Problem Focused Coping: Pengertian, Bentuk-bentuk, dan Faktor Coping


Problem Focused Coping: Pengertian, Bentuk-bentuk, dan Faktor Coping - Permasalahan yang dialami setiap individu pasti ada jalan keluarnya. Proses individu dalam mencari jalan keluar dan mengeksekusinya dapat diartikan sebagai proses coping. Lalu apa itu coping? Gambaran umum mengenai coping ialah bagaimana suatu individu dapat menyelesaikan masalahnya dan tidak larut ke dalam masalahnya. Ingin tahu seperti apa problem focused coping silahkan disimak tulisan di bawah ini.

Pengertian Coping

Strategi yang digunakan individu dalam mengatasi masalah tuntutan-tuntutan yang dapat mendatangkan masalah, yang dihadapinya sering disebut coping. Menurut Lazarus & Folkman (dalam Sarafino, 2011) coping adalah suatu proses individu mencoba untuk mengatur kesenjangan persepsi antara tuntutan situasi yang menekan dengan kemampuan mereka dalam memenuhi tuntutan tersebut. Menurut Snyder & Dinoff (dalam Lopez, 2009) coping didefinisikan tanggapan yang ditunjukkan untuk mengurangi beban fisik, emosional, dan psikologi individu yang terkait dengan peristiwa kehidupan yang penuh dengan  stress dalam kesehariannya.
Problem Focused Coping: Pengertian, Bentuk-bentuk, dan Faktor Coping
Problem Focused Coping - Penyelesaian Masalah
Baca juga: Aspek Motivasi Kerja - Universitas Psikologi
Lazarus & Folkman (dalam Safaria & Saputra, 2009) mengkategorikan coping menjadi emotional focused coping dan problem focused coping, juga mengkategorisasikan coping menjadi dua macam, yaitu coping pada penyelesaian masalah, dan  coping paliatif yang lebih berorientasi pada menghilangkan beban emosi.

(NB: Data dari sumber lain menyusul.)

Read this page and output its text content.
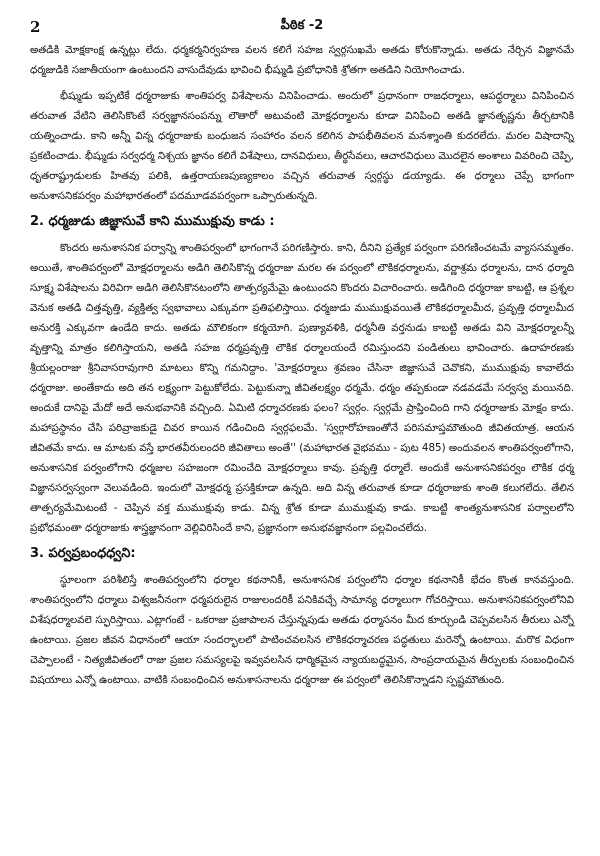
2	పీఠిక -2

అతడికి మోక్షకాంక్ష ఉన్నట్లు లేదు. ధర్మకర్మనిర్వహణ వలన కలిగే సహజ స్వర్గసుఖమే అతడు కోరుకొన్నాడు. అతడు నేర్చిన విజ్ఞానమే ధర్మజుడికి సజాతీయంగా ఉంటుందని వాసుదేవుడు భావించి భీష్ముడి ప్రబోధానికి శ్రోతగా అతడిని నియోగించాడు.

భీష్ముడు ఇప్పటికే ధర్మరాజుకు శాంతిపర్వ విశేషాలను వినిపించాడు. అందులో ప్రధానంగా రాజధర్మాలు, ఆపద్ధర్మాలు వినిపించిన తరువాత వేటిని తెలిసికొంటే సర్వజ్ఞానసంపన్ను లౌతారో అటువంటి మోక్షధర్మాలను కూడా వినిపించి అతడి జ్ఞానతృష్ణను తీర్చటానికి యత్నించాడు. కాని అన్నీ విన్న ధర్మరాజుకు బంధుజన సంహారం వలన కలిగిన పాపభీతివలన మనశ్శాంతి కుదరలేదు. మరల విషాదాన్ని ప్రకటించాడు. భీష్ముడు సర్వధర్మ నిశ్చయ జ్ఞానం కలిగే విశేషాలు, దానవిధులు, తీర్థసేవలు, ఆచారవిధులు మొదలైన అంశాలు వివరించి చెప్పి, ధృతరాష్ట్రుడులకు హితవు పలికి, ఉత్తరాయణపుణ్యకాలం వచ్చిన తరువాత స్వర్గస్థు డయ్యాడు. ఈ ధర్మాలు చెప్పే భాగంగా అనుశాసనికపర్వం మహాభారతంలో పదమూడవపర్వంగా ఒప్పారుతున్నది.

2. ధర్మజుడు జిజ్ఞాసువే కాని ముముక్షువు కాడు :

కొందరు అనుశాసనిక పర్వాన్ని శాంతిపర్వంలో భాగంగానే పరిగణిస్తారు. కాని, దీనిని ప్రత్యేక పర్వంగా పరిగణించటమే వ్యాససమ్మతం. అయితే, శాంతిపర్వంలో మోక్షధర్మాలను అడిగి తెలిసికొన్న ధర్మరాజు మరల ఈ పర్వంలో లౌకికధర్మాలను, వర్ణాశ్రమ ధర్మాలను, దాన ధర్మాది సూక్ష్మ విశేషాలను విరివిగా అడిగి తెలిసికొనటంలోని తాత్పర్యమేమై ఉంటుందని కొందరు విచారించారు. అడిగింది ధర్మరాజు కాబట్టి, ఆ ప్రశ్నల వెనుక అతడి చిత్తవృత్తి, వ్యక్తిత్వ స్వభావాలు ఎక్కువగా ప్రతిఫలిస్తాయి. ధర్మజుడు ముముక్షువయితే లౌకికధర్మాలమీద, ప్రవృత్తి ధర్మాలమీద అనురక్తి ఎక్కువగా ఉండేది కాదు. అతడు మౌలికంగా కర్మయోగి. పుణ్యావళికి, ధర్మనీతి వర్తనుడు కాబట్టి అతడు విని మోక్షధర్మాలన్నీ వృత్తాన్ని మాత్రం కలిగిస్తాయని, అతడి సహజ ధర్మప్రవృత్తి లౌకిక ధర్మాలయందే రమిస్తుందని పండితులు భావించారు. ఉదాహరణకు శ్రీయల్లంరాజు శ్రీనివాసరావుగారి మాటలు కొన్ని గమనిద్దాం. 'మోక్షధర్మాలు శ్రవణం చేసినా జిజ్ఞాసువే చెవొకని, ముముక్షువు కావాలేదు ధర్మరాజు. అంతేకాదు అది తన లక్ష్యంగా పెట్టుకోలేదు. పెట్టుకున్నా జీవితలక్ష్యం ధర్మమే. ధర్మం తప్పకుండా నడవడమే సర్వస్వ మయినది. అందుకే దానిపై మేదో అదే అనుభవానికి వచ్చింది. ఏమిటి ధర్మాచరణకు ఫలం? స్వర్గం. స్వర్గమే ప్రాప్తించింది గాని ధర్మరాజుకు మోక్షం కాదు. మహాప్రస్థానం చేసి పరివ్రాజకుడై చివర కాయిన గడించింది స్వర్గఫలమే. 'స్వర్గారోహణంతోనే పరిసమాప్తమౌతుంది జీవితయాత్ర. ఆయన జీవితమే కాదు. ఆ మాటకు వస్తే భారతవీరులందరి జీవితాలు అంతే'' (మహాభారత వైభవము - పుట 485) అందువలన శాంతిపర్వంలోగాని, అనుశాసనిక పర్వంలోగాని ధర్మజుల సహజంగా రమించేది మోక్షధర్మాలు కావు. ప్రవృత్తి ధర్మాలే. అందుకే అనుశాసనికపర్వం లౌకిక ధర్మ విజ్ఞానసర్వస్వంగా వెలువడింది. ఇందులో మోక్షధర్మ ప్రసక్తికూడా ఉన్నది. అది విన్న తరువాత కూడా ధర్మరాజుకు శాంతి కలుగలేదు. తేలిన తాత్పర్యమేమిటంటే - చెప్పిన వక్త ముముక్షువు కాడు. విన్న శ్రోత కూడా ముముక్షువు కాడు. కాబట్టి శాంత్యనుశాసనిక పర్వాలలోని ప్రభోధమంతా ధర్మరాజుకు శాస్త్రజ్ఞానంగా వెల్లివిరిసిందే కాని, ప్రజ్ఞానంగా అనుభవజ్ఞానంగా పల్లవించలేదు.

3. పర్వప్రబంధధ్వని:

స్థూలంగా పరిశీలిస్తే శాంతిపర్వంలోని ధర్మాల కథనానికీ, అనుశాసనిక పర్వంలోని ధర్మాల కథనానికీ భేదం కొంత కానవస్తుంది. శాంతిపర్వంలోని ధర్మాలు విశ్వజనీనంగా ధర్మపరులైన రాజులందరికీ పనికివచ్చే సామాన్య ధర్మాలుగా గోచరిస్తాయి. అనుశాసనికపర్వంలోనివి విశేషధర్మాలవలె స్ఫురిస్తాయి. ఎట్లాగంటే - ఒకరాజు ప్రజాపాలన చేస్తున్నపుడు అతడు ధర్మాసనం మీద కూర్చుండి చెప్పవలసిన తీరులు ఎన్నో ఉంటాయి. ప్రజల జీవన విధానంలో ఆయా సందర్భాలలో పాటించవలసిన లౌకికధర్మాచరణ పద్ధతులు మరెన్నో ఉంటాయి. మరొక విధంగా చెప్పాలంటే - నిత్యజీవితంలో రాజు ప్రజల సమస్యలపై ఇవ్వవలసిన ధార్మికమైన న్యాయబద్ధమైన, సాంప్రదాయమైన తీర్పులకు సంబంధించిన విషయాలు ఎన్నో ఉంటాయి. వాటికి సంబంధించిన అనుశాసనాలను ధర్మరాజు ఈ పర్వంలో తెలిసికొన్నాడని స్పష్టమౌతుంది.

Carver (dalam Contrada & Baum, 2011) menyatakan bahwa coping adalah upaya untuk menangani situasi yang mengancam atau berbahaya baik untuk menghilangkan ancaman  atau untuk mengurangi dampak yang dapat merugikan individu. Menurut Papalia, Old, & Feldman  (2009) coping adalah cara berpikir atau perilaku adaptif yang bertujuan mengurangi atau menghilangkan stres yang timbul dari kondisi berbahaya, mengancam, atau menantang.

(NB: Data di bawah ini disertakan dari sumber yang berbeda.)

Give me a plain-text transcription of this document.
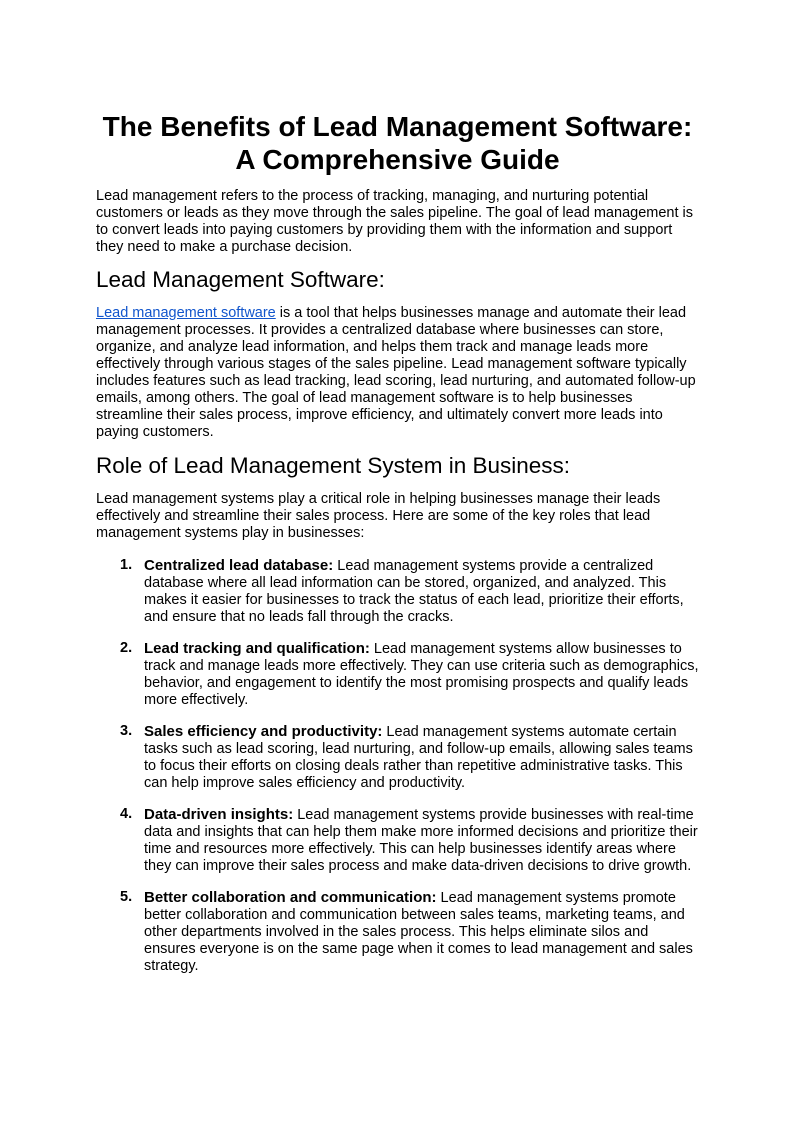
The Benefits of Lead Management Software:
A Comprehensive Guide

Lead management refers to the process of tracking, managing, and nurturing potential customers or leads as they move through the sales pipeline. The goal of lead management is to convert leads into paying customers by providing them with the information and support they need to make a purchase decision.

Lead Management Software:

Lead management software is a tool that helps businesses manage and automate their lead management processes. It provides a centralized database where businesses can store, organize, and analyze lead information, and helps them track and manage leads more effectively through various stages of the sales pipeline. Lead management software typically includes features such as lead tracking, lead scoring, lead nurturing, and automated follow-up emails, among others. The goal of lead management software is to help businesses streamline their sales process, improve efficiency, and ultimately convert more leads into paying customers.

Role of Lead Management System in Business:

Lead management systems play a critical role in helping businesses manage their leads effectively and streamline their sales process. Here are some of the key roles that lead management systems play in businesses:

1. Centralized lead database: Lead management systems provide a centralized database where all lead information can be stored, organized, and analyzed. This makes it easier for businesses to track the status of each lead, prioritize their efforts, and ensure that no leads fall through the cracks.
2. Lead tracking and qualification: Lead management systems allow businesses to track and manage leads more effectively. They can use criteria such as demographics, behavior, and engagement to identify the most promising prospects and qualify leads more effectively.
3. Sales efficiency and productivity: Lead management systems automate certain tasks such as lead scoring, lead nurturing, and follow-up emails, allowing sales teams to focus their efforts on closing deals rather than repetitive administrative tasks. This can help improve sales efficiency and productivity.
4. Data-driven insights: Lead management systems provide businesses with real-time data and insights that can help them make more informed decisions and prioritize their time and resources more effectively. This can help businesses identify areas where they can improve their sales process and make data-driven decisions to drive growth.
5. Better collaboration and communication: Lead management systems promote better collaboration and communication between sales teams, marketing teams, and other departments involved in the sales process. This helps eliminate silos and ensures everyone is on the same page when it comes to lead management and sales strategy.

Dari pengertian di atas dapat disimpulkan bahwa coping adalah segala usaha individu untuk mengatur tuntutan lingkungan dan konflik yang muncul, mengurangi ketidaksesuaian/kesenjangan persepsi antara tuntutan situasi yang menekan dengan kemampuan individu dalam memenuhi tuntutan tersebut.

Bentuk-bentuk Coping

Lazarus & Flokman (dalam Sarafino, 2011) secara umum membedakan bentuk dan fungsi coping dalam dua klasifikasi yaitu:

a. Problem Focused Coping (PFC) adalah merupakan bentuk coping yang lebih diarahkan kepada upaya untuk mengurangi tuntutan dari situasi yang penuh tekanan. artinya coping yang muncul terfokus pada masalah individu yang akan mengatasi stress dengan mempelajari cara-cara keterampilan yang baru. Individu cenderung menggunakan strategi ini ketika mereka percaya bahwa tuntutan dari situasi dapat diubah (Lazarus & Folkman dalam Sarafino, 2011).

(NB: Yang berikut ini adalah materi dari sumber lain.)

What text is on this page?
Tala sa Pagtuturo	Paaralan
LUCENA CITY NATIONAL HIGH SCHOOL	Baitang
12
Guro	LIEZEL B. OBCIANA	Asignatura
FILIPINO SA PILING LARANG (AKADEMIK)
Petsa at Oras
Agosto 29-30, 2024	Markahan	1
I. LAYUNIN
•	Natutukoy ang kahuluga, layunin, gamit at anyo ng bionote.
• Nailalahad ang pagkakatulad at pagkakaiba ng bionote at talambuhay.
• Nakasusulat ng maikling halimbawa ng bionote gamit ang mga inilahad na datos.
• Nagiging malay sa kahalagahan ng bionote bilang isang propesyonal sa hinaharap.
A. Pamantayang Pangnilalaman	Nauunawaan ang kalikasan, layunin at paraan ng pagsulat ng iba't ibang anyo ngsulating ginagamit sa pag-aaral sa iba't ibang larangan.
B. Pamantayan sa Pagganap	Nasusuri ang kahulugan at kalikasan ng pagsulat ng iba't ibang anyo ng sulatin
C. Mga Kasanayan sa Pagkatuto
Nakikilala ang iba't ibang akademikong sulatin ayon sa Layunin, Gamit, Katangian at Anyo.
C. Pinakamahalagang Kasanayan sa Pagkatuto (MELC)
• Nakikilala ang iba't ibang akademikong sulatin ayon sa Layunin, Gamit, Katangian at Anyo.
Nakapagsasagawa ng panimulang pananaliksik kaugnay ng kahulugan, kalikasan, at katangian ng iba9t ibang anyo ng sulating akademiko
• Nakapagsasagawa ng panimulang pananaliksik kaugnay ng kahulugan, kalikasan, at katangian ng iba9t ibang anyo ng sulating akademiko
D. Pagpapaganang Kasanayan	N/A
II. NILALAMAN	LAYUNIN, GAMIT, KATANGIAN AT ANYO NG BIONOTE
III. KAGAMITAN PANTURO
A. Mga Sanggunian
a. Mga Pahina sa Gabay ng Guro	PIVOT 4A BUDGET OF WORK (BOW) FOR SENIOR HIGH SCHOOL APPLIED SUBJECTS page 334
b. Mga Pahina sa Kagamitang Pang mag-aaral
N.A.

b. Emotion Focused Coping (EFC) merupakan bentuk coping yang diarahkan untuk mengatur respon emosional terhadap situasi yang menekan. Individu dapat mengatur respon emosionalnya dengan pendekatan behavioral dan kognitif. Contoh dari pendekatan behavioral adalah penggunaan alkohol, narkoba, mencari dukungan emosional dari teman – teman dan mengikuti berbagai aktivitas seperti berolahraga atau menonton televisi yang dapat mengalihkan perhatian individu dari masalahnya. Sementara pendekatan kognitif melibatkan bagaimana individu berfikir tentang situasi yang menekan. Dalam pendekatan kognitif, individu melakukan redefine terhadap situasi yang menekan seperti membuat perbandingan dengan individu lain yang mengalami situasi lebih buruk, dan melihat sesuatu yang baik diluar dari masalah. Individu cenderung untuk menggunakan strategi ini ketika mereka percaya mereka dapat melakukan sedikit perubahan untuk mengubah kondisi yang menekan (Lazarus & Folkman dalam Sarafino, 2011).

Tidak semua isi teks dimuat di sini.